Небольшое сравнение скорости:
Python 2.7.11 |Anaconda 2.4.1 (64-bit)| (default, Dec 7 2015, 14:10:42) [MSC v.1500 64 bit (AMD64)] on win32
In[1]: l = [0,1,2,3,2,3,1,2,0]
In[2]: m = {0:10, 1:11, 2:12, 3:13}
In[3]: %timeit [m[_] for _ in l] # list comprehension
1000000 loops, best of 3: 762 ns per loop
In[4]: %timeit map(lambda _: m[_], l) # using 'map'
1000000 loops, best of 3: 1.66 µs per loop
In[5]: %timeit list(m[_] for _ in l) # a generator expression passed to a list constructor.
1000000 loops, best of 3: 1.65 µs per loop
In[6]: %timeit map(m.__getitem__, l)
The slowest run took 4.01 times longer than the fastest. This could mean that an intermediate result is being cached
1000000 loops, best of 3: 853 ns per loop
In[7]: %timeit map(m.get, l)
1000000 loops, best of 3: 908 ns per loop
In[33]: from operator import itemgetter
In[34]: %timeit list(itemgetter(*l)(m))
The slowest run took 9.26 times longer than the fastest. This could mean that an intermediate result is being cached
1000000 loops, best of 3: 739 ns per loop
Таким образом, понимание списка и itemgetter - самые быстрые способы сделать это.
ОБНОВЛЕНИЕ: Для больших случайных списков и карт у меня были немного другие результаты:
Python 2.7.11 |Anaconda 2.4.1 (64-bit)| (default, Dec 7 2015, 14:10:42) [MSC v.1500 64 bit (AMD64)] on win32
In[2]: import numpy.random as nprnd
l = nprnd.randint(1000, size=10000)
m = dict([(_, nprnd.rand()) for _ in range(1000)])

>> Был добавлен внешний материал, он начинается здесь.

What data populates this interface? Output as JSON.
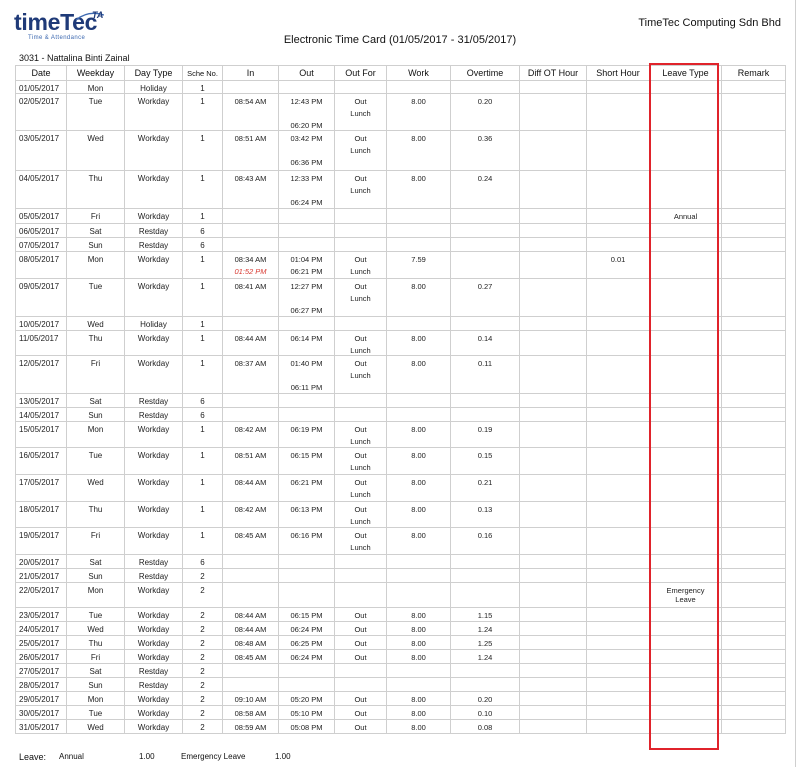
{
  "header": {
    "logo_text": "timeTec",
    "logo_suffix": "TA",
    "logo_tagline": "Time & Attendance",
    "company": "TimeTec Computing Sdn Bhd",
    "title": "Electronic Time Card  (01/05/2017 - 31/05/2017)",
    "employee": "3031 - Nattalina Binti Zainal"
  },
  "columns": [
    "Date",
    "Weekday",
    "Day Type",
    "Sche No.",
    "In",
    "Out",
    "Out For",
    "Work",
    "Overtime",
    "Diff OT Hour",
    "Short Hour",
    "Leave Type",
    "Remark"
  ],
  "rows": [
    {
      "date": "01/05/2017",
      "weekday": "Mon",
      "daytype": "Holiday",
      "sche": "1",
      "in": [],
      "out": [],
      "outfor": [],
      "work": "",
      "ot": "",
      "diff": "",
      "short": "",
      "leave": "",
      "remark": "",
      "h": 12
    },
    {
      "date": "02/05/2017",
      "weekday": "Tue",
      "daytype": "Workday",
      "sche": "1",
      "in": [
        "08:54 AM"
      ],
      "out": [
        "12:43 PM",
        "",
        "06:20 PM"
      ],
      "outfor": [
        "Out",
        "Lunch"
      ],
      "work": "8.00",
      "ot": "0.20",
      "diff": "",
      "short": "",
      "leave": "",
      "remark": "",
      "h": 37
    },
    {
      "date": "03/05/2017",
      "weekday": "Wed",
      "daytype": "Workday",
      "sche": "1",
      "in": [
        "08:51 AM"
      ],
      "out": [
        "03:42 PM",
        "",
        "06:36 PM"
      ],
      "outfor": [
        "Out",
        "Lunch"
      ],
      "work": "8.00",
      "ot": "0.36",
      "diff": "",
      "short": "",
      "leave": "",
      "remark": "",
      "h": 40
    },
    {
      "date": "04/05/2017",
      "weekday": "Thu",
      "daytype": "Workday",
      "sche": "1",
      "in": [
        "08:43 AM"
      ],
      "out": [
        "12:33 PM",
        "",
        "06:24 PM"
      ],
      "outfor": [
        "Out",
        "Lunch"
      ],
      "work": "8.00",
      "ot": "0.24",
      "diff": "",
      "short": "",
      "leave": "",
      "remark": "",
      "h": 38
    },
    {
      "date": "05/05/2017",
      "weekday": "Fri",
      "daytype": "Workday",
      "sche": "1",
      "in": [],
      "out": [],
      "outfor": [],
      "work": "",
      "ot": "",
      "diff": "",
      "short": "",
      "leave": "Annual",
      "remark": "",
      "h": 15
    },
    {
      "date": "06/05/2017",
      "weekday": "Sat",
      "daytype": "Restday",
      "sche": "6",
      "in": [],
      "out": [],
      "outfor": [],
      "work": "",
      "ot": "",
      "diff": "",
      "short": "",
      "leave": "",
      "remark": "",
      "h": 14
    },
    {
      "date": "07/05/2017",
      "weekday": "Sun",
      "daytype": "Restday",
      "sche": "6",
      "in": [],
      "out": [],
      "outfor": [],
      "work": "",
      "ot": "",
      "diff": "",
      "short": "",
      "leave": "",
      "remark": "",
      "h": 14
    },
    {
      "date": "08/05/2017",
      "weekday": "Mon",
      "daytype": "Workday",
      "sche": "1",
      "in": [
        "08:34 AM",
        "01:52 PM"
      ],
      "out": [
        "01:04 PM",
        "06:21 PM"
      ],
      "outfor": [
        "Out",
        "Lunch"
      ],
      "work": "7.59",
      "ot": "",
      "diff": "",
      "short": "0.01",
      "leave": "",
      "remark": "",
      "h": 27
    },
    {
      "date": "09/05/2017",
      "weekday": "Tue",
      "daytype": "Workday",
      "sche": "1",
      "in": [
        "08:41 AM"
      ],
      "out": [
        "12:27 PM",
        "",
        "06:27 PM"
      ],
      "outfor": [
        "Out",
        "Lunch"
      ],
      "work": "8.00",
      "ot": "0.27",
      "diff": "",
      "short": "",
      "leave": "",
      "remark": "",
      "h": 38
    },
    {
      "date": "10/05/2017",
      "weekday": "Wed",
      "daytype": "Holiday",
      "sche": "1",
      "in": [],
      "out": [],
      "outfor": [],
      "work": "",
      "ot": "",
      "diff": "",
      "short": "",
      "leave": "",
      "remark": "",
      "h": 14
    },
    {
      "date": "11/05/2017",
      "weekday": "Thu",
      "daytype": "Workday",
      "sche": "1",
      "in": [
        "08:44 AM"
      ],
      "out": [
        "06:14 PM"
      ],
      "outfor": [
        "Out",
        "Lunch"
      ],
      "work": "8.00",
      "ot": "0.14",
      "diff": "",
      "short": "",
      "leave": "",
      "remark": "",
      "h": 25
    },
    {
      "date": "12/05/2017",
      "weekday": "Fri",
      "daytype": "Workday",
      "sche": "1",
      "in": [
        "08:37 AM"
      ],
      "out": [
        "01:40 PM",
        "",
        "06:11 PM"
      ],
      "outfor": [
        "Out",
        "Lunch"
      ],
      "work": "8.00",
      "ot": "0.11",
      "diff": "",
      "short": "",
      "leave": "",
      "remark": "",
      "h": 38
    },
    {
      "date": "13/05/2017",
      "weekday": "Sat",
      "daytype": "Restday",
      "sche": "6",
      "in": [],
      "out": [],
      "outfor": [],
      "work": "",
      "ot": "",
      "diff": "",
      "short": "",
      "leave": "",
      "remark": "",
      "h": 14
    },
    {
      "date": "14/05/2017",
      "weekday": "Sun",
      "daytype": "Restday",
      "sche": "6",
      "in": [],
      "out": [],
      "outfor": [],
      "work": "",
      "ot": "",
      "diff": "",
      "short": "",
      "leave": "",
      "remark": "",
      "h": 14
    },
    {
      "date": "15/05/2017",
      "weekday": "Mon",
      "daytype": "Workday",
      "sche": "1",
      "in": [
        "08:42 AM"
      ],
      "out": [
        "06:19 PM"
      ],
      "outfor": [
        "Out",
        "Lunch"
      ],
      "work": "8.00",
      "ot": "0.19",
      "diff": "",
      "short": "",
      "leave": "",
      "remark": "",
      "h": 26
    },
    {
      "date": "16/05/2017",
      "weekday": "Tue",
      "daytype": "Workday",
      "sche": "1",
      "in": [
        "08:51 AM"
      ],
      "out": [
        "06:15 PM"
      ],
      "outfor": [
        "Out",
        "Lunch"
      ],
      "work": "8.00",
      "ot": "0.15",
      "diff": "",
      "short": "",
      "leave": "",
      "remark": "",
      "h": 27
    },
    {
      "date": "17/05/2017",
      "weekday": "Wed",
      "daytype": "Workday",
      "sche": "1",
      "in": [
        "08:44 AM"
      ],
      "out": [
        "06:21 PM"
      ],
      "outfor": [
        "Out",
        "Lunch"
      ],
      "work": "8.00",
      "ot": "0.21",
      "diff": "",
      "short": "",
      "leave": "",
      "remark": "",
      "h": 27
    },
    {
      "date": "18/05/2017",
      "weekday": "Thu",
      "daytype": "Workday",
      "sche": "1",
      "in": [
        "08:42 AM"
      ],
      "out": [
        "06:13 PM"
      ],
      "outfor": [
        "Out",
        "Lunch"
      ],
      "work": "8.00",
      "ot": "0.13",
      "diff": "",
      "short": "",
      "leave": "",
      "remark": "",
      "h": 26
    },
    {
      "date": "19/05/2017",
      "weekday": "Fri",
      "daytype": "Workday",
      "sche": "1",
      "in": [
        "08:45 AM"
      ],
      "out": [
        "06:16 PM"
      ],
      "outfor": [
        "Out",
        "Lunch"
      ],
      "work": "8.00",
      "ot": "0.16",
      "diff": "",
      "short": "",
      "leave": "",
      "remark": "",
      "h": 27
    },
    {
      "date": "20/05/2017",
      "weekday": "Sat",
      "daytype": "Restday",
      "sche": "6",
      "in": [],
      "out": [],
      "outfor": [],
      "work": "",
      "ot": "",
      "diff": "",
      "short": "",
      "leave": "",
      "remark": "",
      "h": 14
    },
    {
      "date": "21/05/2017",
      "weekday": "Sun",
      "daytype": "Restday",
      "sche": "2",
      "in": [],
      "out": [],
      "outfor": [],
      "work": "",
      "ot": "",
      "diff": "",
      "short": "",
      "leave": "",
      "remark": "",
      "h": 14
    },
    {
      "date": "22/05/2017",
      "weekday": "Mon",
      "daytype": "Workday",
      "sche": "2",
      "in": [],
      "out": [],
      "outfor": [],
      "work": "",
      "ot": "",
      "diff": "",
      "short": "",
      "leave": "Emergency Leave",
      "remark": "",
      "h": 25
    },
    {
      "date": "23/05/2017",
      "weekday": "Tue",
      "daytype": "Workday",
      "sche": "2",
      "in": [
        "08:44 AM"
      ],
      "out": [
        "06:15 PM"
      ],
      "outfor": [
        "Out"
      ],
      "work": "8.00",
      "ot": "1.15",
      "diff": "",
      "short": "",
      "leave": "",
      "remark": "",
      "h": 14
    },
    {
      "date": "24/05/2017",
      "weekday": "Wed",
      "daytype": "Workday",
      "sche": "2",
      "in": [
        "08:44 AM"
      ],
      "out": [
        "06:24 PM"
      ],
      "outfor": [
        "Out"
      ],
      "work": "8.00",
      "ot": "1.24",
      "diff": "",
      "short": "",
      "leave": "",
      "remark": "",
      "h": 14
    },
    {
      "date": "25/05/2017",
      "weekday": "Thu",
      "daytype": "Workday",
      "sche": "2",
      "in": [
        "08:48 AM"
      ],
      "out": [
        "06:25 PM"
      ],
      "outfor": [
        "Out"
      ],
      "work": "8.00",
      "ot": "1.25",
      "diff": "",
      "short": "",
      "leave": "",
      "remark": "",
      "h": 14
    },
    {
      "date": "26/05/2017",
      "weekday": "Fri",
      "daytype": "Workday",
      "sche": "2",
      "in": [
        "08:45 AM"
      ],
      "out": [
        "06:24 PM"
      ],
      "outfor": [
        "Out"
      ],
      "work": "8.00",
      "ot": "1.24",
      "diff": "",
      "short": "",
      "leave": "",
      "remark": "",
      "h": 14
    },
    {
      "date": "27/05/2017",
      "weekday": "Sat",
      "daytype": "Restday",
      "sche": "2",
      "in": [],
      "out": [],
      "outfor": [],
      "work": "",
      "ot": "",
      "diff": "",
      "short": "",
      "leave": "",
      "remark": "",
      "h": 14
    },
    {
      "date": "28/05/2017",
      "weekday": "Sun",
      "daytype": "Restday",
      "sche": "2",
      "in": [],
      "out": [],
      "outfor": [],
      "work": "",
      "ot": "",
      "diff": "",
      "short": "",
      "leave": "",
      "remark": "",
      "h": 14
    },
    {
      "date": "29/05/2017",
      "weekday": "Mon",
      "daytype": "Workday",
      "sche": "2",
      "in": [
        "09:10 AM"
      ],
      "out": [
        "05:20 PM"
      ],
      "outfor": [
        "Out"
      ],
      "work": "8.00",
      "ot": "0.20",
      "diff": "",
      "short": "",
      "leave": "",
      "remark": "",
      "h": 14
    },
    {
      "date": "30/05/2017",
      "weekday": "Tue",
      "daytype": "Workday",
      "sche": "2",
      "in": [
        "08:58 AM"
      ],
      "out": [
        "05:10 PM"
      ],
      "outfor": [
        "Out"
      ],
      "work": "8.00",
      "ot": "0.10",
      "diff": "",
      "short": "",
      "leave": "",
      "remark": "",
      "h": 14
    },
    {
      "date": "31/05/2017",
      "weekday": "Wed",
      "daytype": "Workday",
      "sche": "2",
      "in": [
        "08:59 AM"
      ],
      "out": [
        "05:08 PM"
      ],
      "outfor": [
        "Out"
      ],
      "work": "8.00",
      "ot": "0.08",
      "diff": "",
      "short": "",
      "leave": "",
      "remark": "",
      "h": 14
    }
  ],
  "leave_summary": {
    "label": "Leave:",
    "items": [
      {
        "type": "Annual",
        "value": "1.00"
      },
      {
        "type": "Emergency Leave",
        "value": "1.00"
      }
    ]
  },
  "colors": {
    "highlight": "#e0232b",
    "late_time": "#d83a32",
    "logo": "#1f3a78"
  }
}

from operator import itemgetter
import operator
f = operator.itemgetter(*l)
%timeit f(m)
%timeit list(itemgetter(*l)(m))
%timeit [m[_] for _ in l] # list comprehension
%timeit map(m.__getitem__, l)
%timeit list(m[_] for _ in l) # a generator expression passed to a list constructor.
%timeit map(m.get, l)
%timeit map(lambda _: m[_], l)
1000 loops, best of 3: 1.14 ms per loop
1000 loops, best of 3: 1.68 ms per loop
100 loops, best of 3: 2 ms per loop
100 loops, best of 3: 2.05 ms per loop
100 loops, best of 3: 2.19 ms per loop
100 loops, best of 3: 2.53 ms per loop
100 loops, best of 3: 2.9 ms per loop
Таким образом , в этом случае ясно победитель f = operator.itemgetter(*l); f(m)
, и аутсайдер: map(lambda _: m[_], l)
.
ОБНОВЛЕНИЕ для Python 3.6.4:
import numpy.random as nprnd
l = nprnd.randint(1000, size=10000)
m = dict([(_, nprnd.rand()) for _ in range(1000)])
from operator import itemgetter
import operator
f = operator.itemgetter(*l)
%timeit f(m)
%timeit list(itemgetter(*l)(m))
%timeit [m[_] for _ in l] # list comprehension
%timeit list(map(m.__getitem__, l))
%timeit list(m[_] for _ in l) # a generator expression passed to a list constructor.
%timeit list(map(m.get, l))
%timeit list(map(lambda _: m[_], l)
1.66 ms ± 74.2 µs per loop (mean ± std. dev. of 7 runs, 1000 loops each)
2.1 ms ± 93.2 µs per loop (mean ± std. dev. of 7 runs, 100 loops each)
2.58 ms ± 88.8 µs per loop (mean ± std. dev. of 7 runs, 100 loops each)
2.36 ms ± 60.7 µs per loop (mean ± std. dev. of 7 runs, 100 loops each)
2.98 ms ± 142 µs per loop (mean ± std. dev. of 7 runs, 100 loops each)
2.7 ms ± 284 µs per loop (mean ± std. dev. of 7 runs, 100 loops each)
3.14 ms ± 62.6 µs per loop (mean ± std. dev. of 7 runs, 100 loops each)
Итак, результаты для Python 3.6.4 практически одинаковы.
mydict
это вызов функции (который возвращает dict), то это вызывает функцию несколько раз, верно?